Vor lauter Euphorie gerät die harte Real­ität in den Notauf­nah­men ganz aus dem Blick. In der realen Klinikwelt wird auch an diesem Fach­bere­ich im Zuge der Vor­bere­itung der ZK ges­part, über Har­mon­isierung und Dig­i­tal­isierung der Notauf­nah­men wird die Arbeit der dort arbei­t­en­den Ärzte und Pflegekräfte immer weit­er verdichtet. Stel­len­nachbe­set­zun­gen nach Weg­gang oder Auss­chei­den von Mitar­beit­ern unterbleiben bzw wer­den schlep­pend ange­gan­gen.  (mehr Dig­i­tal­isierung, Robot­ere­in­satz.. sind die Schlag­worte für die Zukunft)

Mitar­beit­er des Emder Kranken­haus­es haben über eine hohe Arbeits­be­las­tung geklagt und von massen­haften Über­stun­den und Vertre­tungss­chicht­en berichtet. Als Grund nan­nten sie hohes Patien­te­naufkom­men, Ausweitung des Auf­gaben­spek­trums (Bsp Kinder mitzu­ver­sor­gen ohne pädi­a­trische Ken­nt­nisse) , zu wenig Per­son­al. Die Beset­zung offen­er  Stellen ver­laufe schlep­pend, allein auf der Inneren fehlen 3 Assistenzarztstellen.

Es gibt Prob­leme, Patien­ten mit bes­timmten Erkrankun­gen an die für sie mit­tler­weile einzig ein­schlägig ver­ant­wortliche) Innere in Aurich zu ver­legen (Beispiel Kar­dio-Patien­ten), Inten­siv Aurich häu­fig abgemeldet, in der Folge „Stau“ in der Emder Notauf­nahme und sein­er­seits Abmel­dung von der Not­fall­be­hand­lung. Es wurde die begrün­dete Befürch­tung geäußert, dass bei Ver­schlechterun­gen der äußeren Lage (zB. vierte Welle, mehr Not­fall­pa­tien­ten) ein „Kip­punkt“ erre­icht wer­den könne, da keine Verbesserun­gen erkennbar in Sicht seien.
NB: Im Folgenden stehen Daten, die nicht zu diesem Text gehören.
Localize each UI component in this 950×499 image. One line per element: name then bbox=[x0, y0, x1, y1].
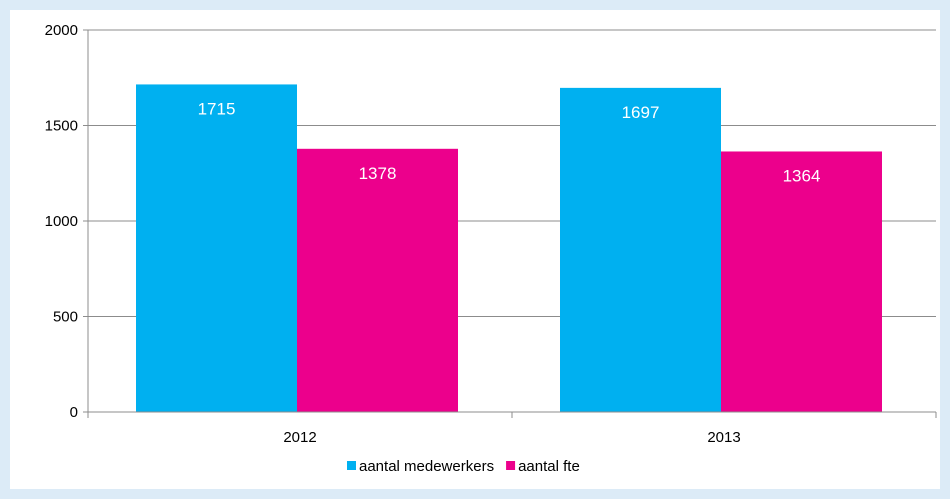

* Das hat nicht nur mit dem bekan­nten Phänomen zu tun, daß die Inanspruch­nahme der Notauf­nah­men der Kliniken durch die Patien­ten enorm zugenom­men hat und darunter auch ver­mehrt Fälle sind, die keine klin­is­che Behand­lung benöti­gen. Für die Kranken­häuser ist die Behand­lung von Not­fall­pa­tien­ten durch die Vergü­tungsregeln nicht kos­ten­deck­end. Denn Leis­tun­gen der Daseinsvor­sorge, die sie in den Notauf­nah­men erbrin­gen, schaden ihnen wirtschaftlich. Auch im Rah­men des Pro­jek­ts Zen­tralk­linik wurde von Beginn an die feste Absicht bekun­det, von den Defiziten herun­terzukom­men, die im Rah­men der Notauf­nah­men entste­hen. Die Reor­gan­i­sa­tion der klin­is­chen Not­fal­lam­bu­lanzen , wie sie derzeit im Vor­griff auf die Zen­tralk­linik betrieben wird,  richtet sich – ganz unbhängig von den immer wieder beschwore­nen Bagatellfällen, Urlaubern oder Men­schen ohne Hausarzt in der Notauf­nahme – auf die per­son­elle und kosten­mäßige „Opti­mierung“ dieses Bereichs.